KIT Royal Tropical Institute led the impact evaluation of the cervical cancer screening and treatment programme of the Nicaraguan Ixchen Centre for Women. Results indicate that the aid was effective: over 40,000 women, who otherwise would not have accessed services, now were screened for cervical cancer and more than 1,200 of these received necessary treatment, contributing to lowering the high mortality rate.
There are almost 900 cases of cervical cancer in Nicaragua every year, a rate (40 cases/100,000 women) that is twice as high as in the rest of Central America (22 cases/100,000). With over 400 deaths annually, cervical cancer is the number one cause of mortality among women 15-49 years.
While there were Nicaraguan Ministry of Health efforts for cervical cancer services in Nicaragua, these often did not reach disadvantaged women. The Ixchen Women’s Centre programme was set up to bring cancer screening and treatment to the doorstep of poor women in remote areas. Between 2005 and 2009, the Dutch government supported the programme with €2.4 million.
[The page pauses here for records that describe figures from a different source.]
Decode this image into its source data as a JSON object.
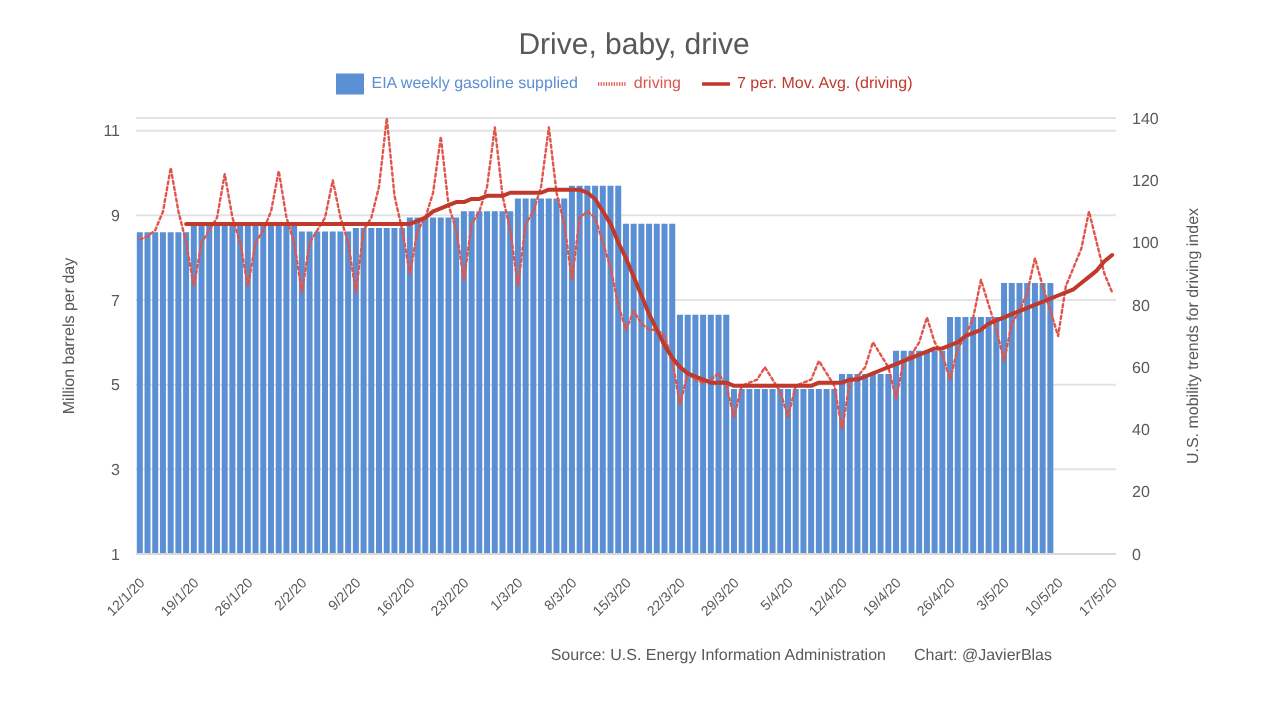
{
  "chart_data": {
    "type": "bar",
    "title": "Drive, baby, drive",
    "ylabel": "Million barrels per day",
    "y2label": "U.S. mobility trends for driving index",
    "categories": [
      "12/1/20",
      null,
      null,
      null,
      null,
      null,
      null,
      "19/1/20",
      null,
      null,
      null,
      null,
      null,
      null,
      "26/1/20",
      null,
      null,
      null,
      null,
      null,
      null,
      "2/2/20",
      null,
      null,
      null,
      null,
      null,
      null,
      "9/2/20",
      null,
      null,
      null,
      null,
      null,
      null,
      "16/2/20",
      null,
      null,
      null,
      null,
      null,
      null,
      "23/2/20",
      null,
      null,
      null,
      null,
      null,
      null,
      "1/3/20",
      null,
      null,
      null,
      null,
      null,
      null,
      "8/3/20",
      null,
      null,
      null,
      null,
      null,
      null,
      "15/3/20",
      null,
      null,
      null,
      null,
      null,
      null,
      "22/3/20",
      null,
      null,
      null,
      null,
      null,
      null,
      "29/3/20",
      null,
      null,
      null,
      null,
      null,
      null,
      "5/4/20",
      null,
      null,
      null,
      null,
      null,
      null,
      "12/4/20",
      null,
      null,
      null,
      null,
      null,
      null,
      "19/4/20",
      null,
      null,
      null,
      null,
      null,
      null,
      "26/4/20",
      null,
      null,
      null,
      null,
      null,
      null,
      "3/5/20",
      null,
      null,
      null,
      null,
      null,
      null,
      "10/5/20",
      null,
      null,
      null,
      null,
      null,
      null,
      "17/5/20"
    ],
    "series": [
      {
        "name": "EIA weekly gasoline supplied",
        "color": "#5b8fd3",
        "values": [
          8.6,
          8.6,
          8.6,
          8.6,
          8.6,
          8.6,
          8.6,
          8.82,
          8.82,
          8.82,
          8.82,
          8.82,
          8.82,
          8.82,
          8.82,
          8.82,
          8.82,
          8.82,
          8.82,
          8.82,
          8.82,
          8.62,
          8.62,
          8.62,
          8.62,
          8.62,
          8.62,
          8.62,
          8.7,
          8.7,
          8.7,
          8.7,
          8.7,
          8.7,
          8.7,
          8.95,
          8.95,
          8.95,
          8.95,
          8.95,
          8.95,
          8.95,
          9.1,
          9.1,
          9.1,
          9.1,
          9.1,
          9.1,
          9.1,
          9.4,
          9.4,
          9.4,
          9.4,
          9.4,
          9.4,
          9.4,
          9.7,
          9.7,
          9.7,
          9.7,
          9.7,
          9.7,
          9.7,
          8.8,
          8.8,
          8.8,
          8.8,
          8.8,
          8.8,
          8.8,
          6.65,
          6.65,
          6.65,
          6.65,
          6.65,
          6.65,
          6.65,
          4.9,
          4.9,
          4.9,
          4.9,
          4.9,
          4.9,
          4.9,
          4.9,
          4.9,
          4.9,
          4.9,
          4.9,
          4.9,
          4.9,
          5.25,
          5.25,
          5.25,
          5.25,
          5.25,
          5.25,
          5.25,
          5.8,
          5.8,
          5.8,
          5.8,
          5.8,
          5.8,
          5.8,
          6.6,
          6.6,
          6.6,
          6.6,
          6.6,
          6.6,
          6.6,
          7.4,
          7.4,
          7.4,
          7.4,
          7.4,
          7.4,
          7.4,
          null,
          null,
          null,
          null,
          null,
          null,
          null,
          null
        ]
      },
      {
        "name": "driving",
        "type": "line",
        "axis": "y2",
        "color": "#e0554c",
        "line_style": "dotted",
        "values": [
          101,
          102,
          104,
          110,
          124,
          110,
          100,
          86,
          100,
          104,
          108,
          122,
          108,
          100,
          86,
          100,
          104,
          110,
          123,
          108,
          100,
          84,
          100,
          104,
          108,
          120,
          108,
          100,
          84,
          104,
          108,
          118,
          140,
          115,
          104,
          90,
          104,
          108,
          116,
          134,
          112,
          104,
          88,
          106,
          110,
          118,
          137,
          115,
          104,
          86,
          106,
          110,
          118,
          137,
          116,
          106,
          88,
          108,
          110,
          108,
          100,
          92,
          80,
          72,
          78,
          74,
          72,
          72,
          70,
          62,
          48,
          58,
          56,
          55,
          56,
          58,
          54,
          44,
          54,
          55,
          56,
          60,
          56,
          52,
          44,
          54,
          55,
          56,
          62,
          58,
          54,
          40,
          55,
          57,
          60,
          68,
          64,
          60,
          50,
          62,
          64,
          68,
          76,
          68,
          64,
          56,
          66,
          70,
          76,
          88,
          80,
          72,
          62,
          74,
          78,
          84,
          95,
          86,
          78,
          70,
          86,
          92,
          98,
          110,
          100,
          90,
          84
        ]
      },
      {
        "name": "7 per. Mov. Avg. (driving)",
        "type": "line",
        "axis": "y2",
        "color": "#c0392b",
        "line_style": "solid",
        "values": [
          null,
          null,
          null,
          null,
          null,
          null,
          106,
          106,
          106,
          106,
          106,
          106,
          106,
          106,
          106,
          106,
          106,
          106,
          106,
          106,
          106,
          106,
          106,
          106,
          106,
          106,
          106,
          106,
          106,
          106,
          106,
          106,
          106,
          106,
          106,
          106,
          107,
          108,
          110,
          111,
          112,
          113,
          113,
          114,
          114,
          115,
          115,
          115,
          116,
          116,
          116,
          116,
          116,
          117,
          117,
          117,
          117,
          117,
          116,
          114,
          110,
          106,
          100,
          95,
          89,
          83,
          77,
          72,
          67,
          63,
          60,
          58,
          57,
          56,
          55,
          55,
          55,
          54,
          54,
          54,
          54,
          54,
          54,
          54,
          54,
          54,
          54,
          54,
          55,
          55,
          55,
          55,
          56,
          56,
          57,
          58,
          59,
          60,
          61,
          62,
          63,
          64,
          65,
          66,
          66,
          67,
          68,
          70,
          71,
          72,
          74,
          75,
          76,
          77,
          78,
          79,
          80,
          81,
          82,
          83,
          84,
          85,
          87,
          89,
          91,
          94,
          96
        ]
      }
    ],
    "ylim": [
      1,
      11.3
    ],
    "yticks": [
      1,
      3,
      5,
      7,
      9,
      11
    ],
    "y2lim": [
      0,
      140
    ],
    "y2ticks": [
      0,
      20,
      40,
      60,
      80,
      100,
      120,
      140
    ],
    "grid": "y",
    "legend": "top",
    "marker": "none",
    "annotations": [
      "Source: U.S. Energy Information Administration",
      "Chart: @JavierBlas"
    ]
  }
}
Six mobile health teams toured 75 municipalities, in collaboration with government clinics, organising education sessions and offering cervical cancer screening services and referral for treatment, free of charge.
KIT and partners (ETC Crystal, ECORYS, CDR, CIES) were contracted by the Ministry of Foreign Affairs to undertake an impact evaluation study – which served as one of the case studies for its review of Dutch development aid policy in the field of sexual and reproductive health and rights (SRHR).
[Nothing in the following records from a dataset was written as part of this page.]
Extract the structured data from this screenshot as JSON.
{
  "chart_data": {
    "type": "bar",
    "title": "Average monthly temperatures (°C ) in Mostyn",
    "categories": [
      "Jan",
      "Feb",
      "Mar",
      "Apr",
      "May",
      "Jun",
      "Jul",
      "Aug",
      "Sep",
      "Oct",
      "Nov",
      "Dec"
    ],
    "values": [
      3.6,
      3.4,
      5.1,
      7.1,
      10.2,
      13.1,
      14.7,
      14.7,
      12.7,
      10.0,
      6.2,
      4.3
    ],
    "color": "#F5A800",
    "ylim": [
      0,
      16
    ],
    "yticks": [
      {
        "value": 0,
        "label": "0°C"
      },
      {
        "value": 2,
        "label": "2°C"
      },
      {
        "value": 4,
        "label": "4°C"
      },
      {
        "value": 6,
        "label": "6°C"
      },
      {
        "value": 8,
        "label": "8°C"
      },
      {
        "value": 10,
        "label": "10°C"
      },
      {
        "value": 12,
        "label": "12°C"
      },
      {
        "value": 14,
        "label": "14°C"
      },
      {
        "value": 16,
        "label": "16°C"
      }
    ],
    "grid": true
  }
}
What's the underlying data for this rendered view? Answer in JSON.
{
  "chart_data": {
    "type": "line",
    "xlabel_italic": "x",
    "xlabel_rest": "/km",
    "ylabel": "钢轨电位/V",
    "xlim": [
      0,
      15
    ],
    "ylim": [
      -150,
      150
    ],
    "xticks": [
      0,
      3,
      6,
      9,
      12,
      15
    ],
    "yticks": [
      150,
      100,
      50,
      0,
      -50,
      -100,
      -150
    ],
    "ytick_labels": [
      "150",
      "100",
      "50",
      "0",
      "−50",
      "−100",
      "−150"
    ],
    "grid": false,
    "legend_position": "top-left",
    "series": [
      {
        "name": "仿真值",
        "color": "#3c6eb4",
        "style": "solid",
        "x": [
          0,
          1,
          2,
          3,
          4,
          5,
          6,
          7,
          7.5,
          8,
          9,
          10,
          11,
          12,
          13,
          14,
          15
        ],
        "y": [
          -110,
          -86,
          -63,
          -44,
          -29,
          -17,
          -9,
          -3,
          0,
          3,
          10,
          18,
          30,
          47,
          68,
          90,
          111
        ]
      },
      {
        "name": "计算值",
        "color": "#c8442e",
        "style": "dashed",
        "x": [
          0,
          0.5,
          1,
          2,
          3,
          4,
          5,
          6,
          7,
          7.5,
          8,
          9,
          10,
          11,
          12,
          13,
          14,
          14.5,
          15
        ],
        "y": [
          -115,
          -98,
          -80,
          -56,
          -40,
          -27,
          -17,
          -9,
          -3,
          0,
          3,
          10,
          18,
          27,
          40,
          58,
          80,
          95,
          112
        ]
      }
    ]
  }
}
The study questions focused on key issues including the net effect of the intervention and the explanatory factors; the effect on clients’ knowledge of and attitudes; the net effect of the intervention in terms of the number of people correctly treated and explanatory factors; the results of the programme in terms of public-private partnership; and cost-effectiveness of the intervention. The study design was an impact evaluation with a counterfactual analysis, combining both quantitative and qualitative research methods.
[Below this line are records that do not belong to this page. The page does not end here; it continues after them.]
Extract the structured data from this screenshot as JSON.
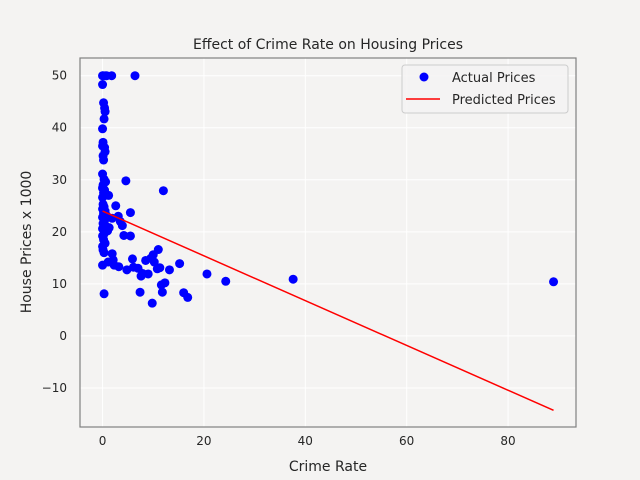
{
  "chart_data": {
    "type": "scatter",
    "title": "Effect of Crime Rate on Housing Prices",
    "xlabel": "Crime Rate",
    "ylabel": "House Prices x 1000",
    "xlim": [
      -4.45,
      93.4
    ],
    "ylim": [
      -17.5,
      53.4
    ],
    "xticks": [
      0,
      20,
      40,
      60,
      80
    ],
    "yticks": [
      -10,
      0,
      10,
      20,
      30,
      40,
      50
    ],
    "grid": true,
    "legend_position": "top-right",
    "colors": {
      "actual": "#0000ff",
      "predicted": "#ff0000",
      "background": "#f4f3f2",
      "grid": "#ffffff",
      "frame": "#808080"
    },
    "series": [
      {
        "name": "Actual Prices",
        "kind": "scatter",
        "points": [
          [
            0.0,
            50.0
          ],
          [
            0.1,
            50.0
          ],
          [
            0.5,
            50.0
          ],
          [
            0.8,
            50.0
          ],
          [
            1.8,
            50.0
          ],
          [
            6.4,
            50.0
          ],
          [
            0.0,
            48.3
          ],
          [
            0.2,
            44.8
          ],
          [
            0.4,
            43.8
          ],
          [
            0.5,
            43.1
          ],
          [
            0.3,
            41.7
          ],
          [
            0.0,
            39.8
          ],
          [
            0.1,
            37.2
          ],
          [
            0.0,
            36.5
          ],
          [
            0.4,
            36.2
          ],
          [
            0.5,
            35.4
          ],
          [
            0.1,
            34.6
          ],
          [
            0.2,
            33.8
          ],
          [
            0.0,
            31.1
          ],
          [
            0.3,
            30.1
          ],
          [
            0.6,
            29.6
          ],
          [
            0.1,
            29.0
          ],
          [
            0.0,
            28.4
          ],
          [
            0.4,
            28.0
          ],
          [
            0.2,
            27.5
          ],
          [
            0.0,
            26.6
          ],
          [
            1.2,
            27.0
          ],
          [
            0.1,
            25.3
          ],
          [
            0.3,
            24.8
          ],
          [
            0.0,
            24.4
          ],
          [
            0.5,
            24.0
          ],
          [
            0.2,
            23.6
          ],
          [
            0.8,
            23.1
          ],
          [
            0.0,
            22.8
          ],
          [
            0.4,
            22.2
          ],
          [
            0.1,
            21.6
          ],
          [
            0.6,
            21.1
          ],
          [
            0.0,
            20.6
          ],
          [
            1.0,
            20.2
          ],
          [
            0.3,
            19.6
          ],
          [
            0.0,
            19.2
          ],
          [
            0.2,
            18.5
          ],
          [
            0.5,
            17.8
          ],
          [
            0.0,
            17.2
          ],
          [
            0.1,
            16.5
          ],
          [
            0.3,
            16.0
          ],
          [
            0.0,
            13.6
          ],
          [
            0.3,
            8.1
          ],
          [
            1.3,
            20.8
          ],
          [
            1.9,
            22.6
          ],
          [
            2.6,
            25.0
          ],
          [
            3.1,
            23.0
          ],
          [
            3.5,
            22.0
          ],
          [
            3.9,
            21.2
          ],
          [
            4.2,
            19.3
          ],
          [
            4.6,
            29.8
          ],
          [
            5.5,
            23.7
          ],
          [
            5.5,
            19.2
          ],
          [
            1.1,
            14.2
          ],
          [
            1.9,
            15.8
          ],
          [
            2.1,
            14.6
          ],
          [
            2.3,
            13.6
          ],
          [
            3.2,
            13.3
          ],
          [
            4.8,
            12.7
          ],
          [
            5.9,
            14.8
          ],
          [
            6.1,
            13.2
          ],
          [
            7.0,
            13.0
          ],
          [
            7.4,
            8.4
          ],
          [
            7.6,
            11.5
          ],
          [
            7.9,
            12.0
          ],
          [
            8.5,
            14.5
          ],
          [
            9.0,
            11.9
          ],
          [
            9.5,
            14.9
          ],
          [
            9.8,
            6.3
          ],
          [
            10.0,
            15.6
          ],
          [
            10.2,
            14.2
          ],
          [
            10.8,
            12.9
          ],
          [
            11.0,
            16.6
          ],
          [
            11.3,
            13.1
          ],
          [
            11.6,
            9.8
          ],
          [
            11.8,
            8.4
          ],
          [
            12.0,
            27.9
          ],
          [
            12.3,
            10.2
          ],
          [
            13.2,
            12.7
          ],
          [
            15.2,
            13.9
          ],
          [
            16.0,
            8.3
          ],
          [
            16.8,
            7.4
          ],
          [
            20.6,
            11.9
          ],
          [
            24.3,
            10.5
          ],
          [
            37.6,
            10.9
          ],
          [
            88.97,
            10.4
          ]
        ]
      },
      {
        "name": "Predicted Prices",
        "kind": "line",
        "points": [
          [
            0.0,
            24.0
          ],
          [
            88.97,
            -14.3
          ]
        ]
      }
    ]
  }
}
Results indicate that the programme was effective: over 40,000 women, who otherwise would not have accessed services, now were screened for cervical cancer and more than 1,200 of these received necessary treatment, contributing to lowering the high mortality rate.
Also, the final report was published by the Dutch Ministry of Foreign Affairs. The Ministry submitted it to Dutch Parliament where subsequently it was part of the documentation reviewed by the Parliament’s Commission on Foreign Trade and Development Cooperation in February 2014, who then discussed the effectiveness Sexual and Reproductive Health and Rights aid programme.
Evaluations that make a difference
The study in May 2014 was selected by Eval Partners as one of the ‘Evaluations that Make a Difference: Stories from around the World’. It will thus be part of a collection that will help evaluation users (e.g. governments and international organizations, NGOs and advocates) better understand how evaluation can truly be a force for positive change. It will also help evaluators gain insight into evaluation approaches that can influence use and impact.